RE: Comments on: Access Control for Cross-site Requests

Hi Mark,

Seem to be running into you a lot lately. Just one question...

Mark Nottingham wrote:
> On 02/01/2008, at 1:00 AM, Ian Hickson wrote:
> > On Mon, 31 Dec 2007, Close, Tyler J. wrote:
> >>
> >> 1. Browser detects a cross-domain request
> >> 2. Browser sends GET request to /1234567890/Referer-Root
> >> 3. If server responds with a 200:
> >>    - let through the cross-domain request, but include a
> Referer-Root
> >> header. The value of the Referer-Root header is the relative URL /,
> >> resolved against the URL of the page that produced the
> request. HTTP
> >> caching mechanisms should be used on the GET request of step 2.
> >> 4. If the server does not respond with a 200, reject the
> cross-domain
> >> request.
> >
> > This is a very dangerous design. It requires authors to be able to
> > guarentee that every resource across their entire server is
> capable of
> > handling cross-domain requests safely. Security features with the
> > potential damage of cross-site attacks need to default to a safe
> > state on
> > a per-resource basis, IMHO.
>
> Agreed. Some sort of map of the server is needed with this approach.

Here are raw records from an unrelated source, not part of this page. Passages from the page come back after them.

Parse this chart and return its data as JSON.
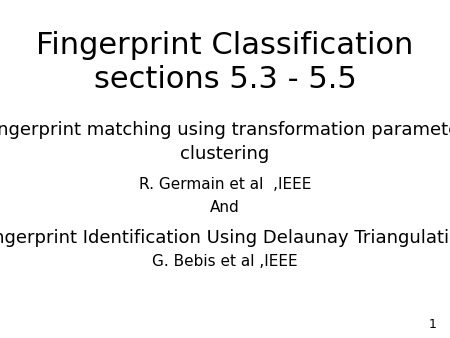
{
  "background_color": "#ffffff",
  "title_line1": "Fingerprint Classification",
  "title_line2": "sections 5.3 - 5.5",
  "title_fontsize": 22,
  "title_fontweight": "normal",
  "body_fontsize": 13,
  "small_fontsize": 11,
  "line1": "Fingerprint matching using transformation parameter",
  "line2": "clustering",
  "line3": "R. Germain et al  ,IEEE",
  "line4": "And",
  "line5": "Fingerprint Identification Using Delaunay Triangulation",
  "line6": "G. Bebis et al ,IEEE",
  "slide_number": "1",
  "slide_number_fontsize": 9,
  "text_color": "#000000",
  "font_family": "DejaVu Sans"
}
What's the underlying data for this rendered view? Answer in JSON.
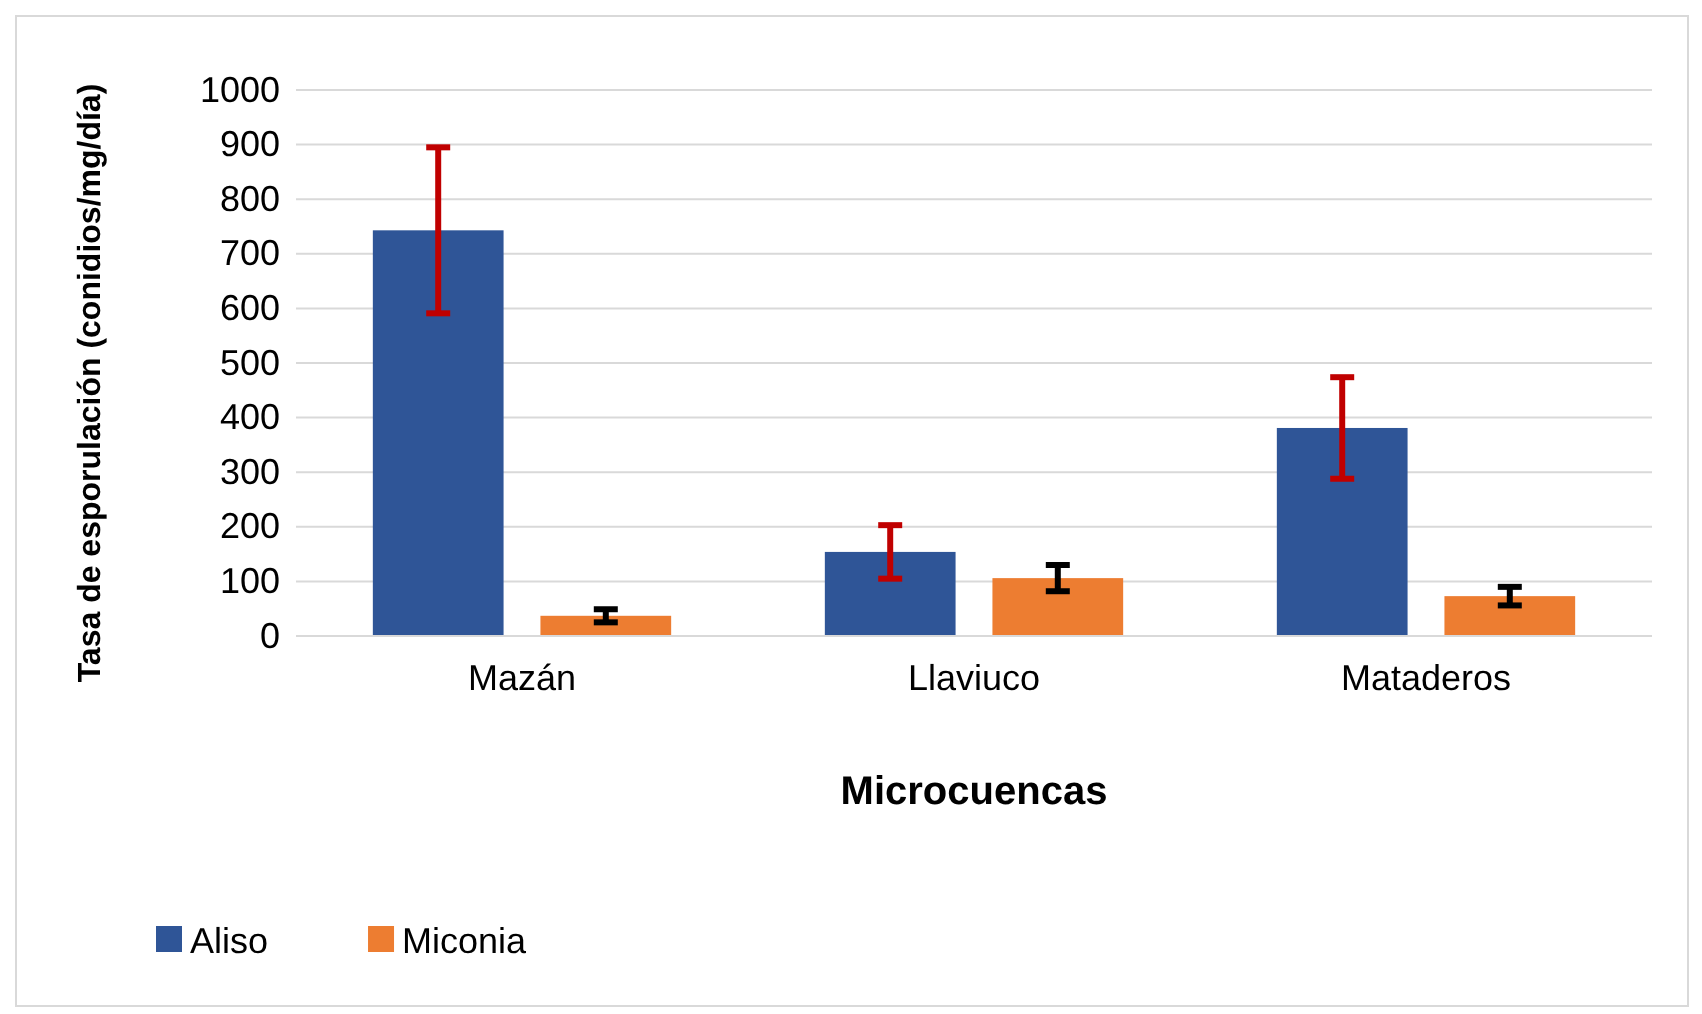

The above comment leaves me with the impression that you too think the client should be enforcing the server's access control policy. I just find this a really strange position. Ian seems to support this view with the perspective that client developers will deploy better software faster than server developers. Is that also your rationale?

Please keep in mind that a positive response to the GET request of step 2 just means that the server admin is saying: "Yes, I've setup some server-side software to control cross-domain requests". It doesn't mean: "I'm blindly letting through all cross-domain requests, my users be damned!", as some seem to be implying.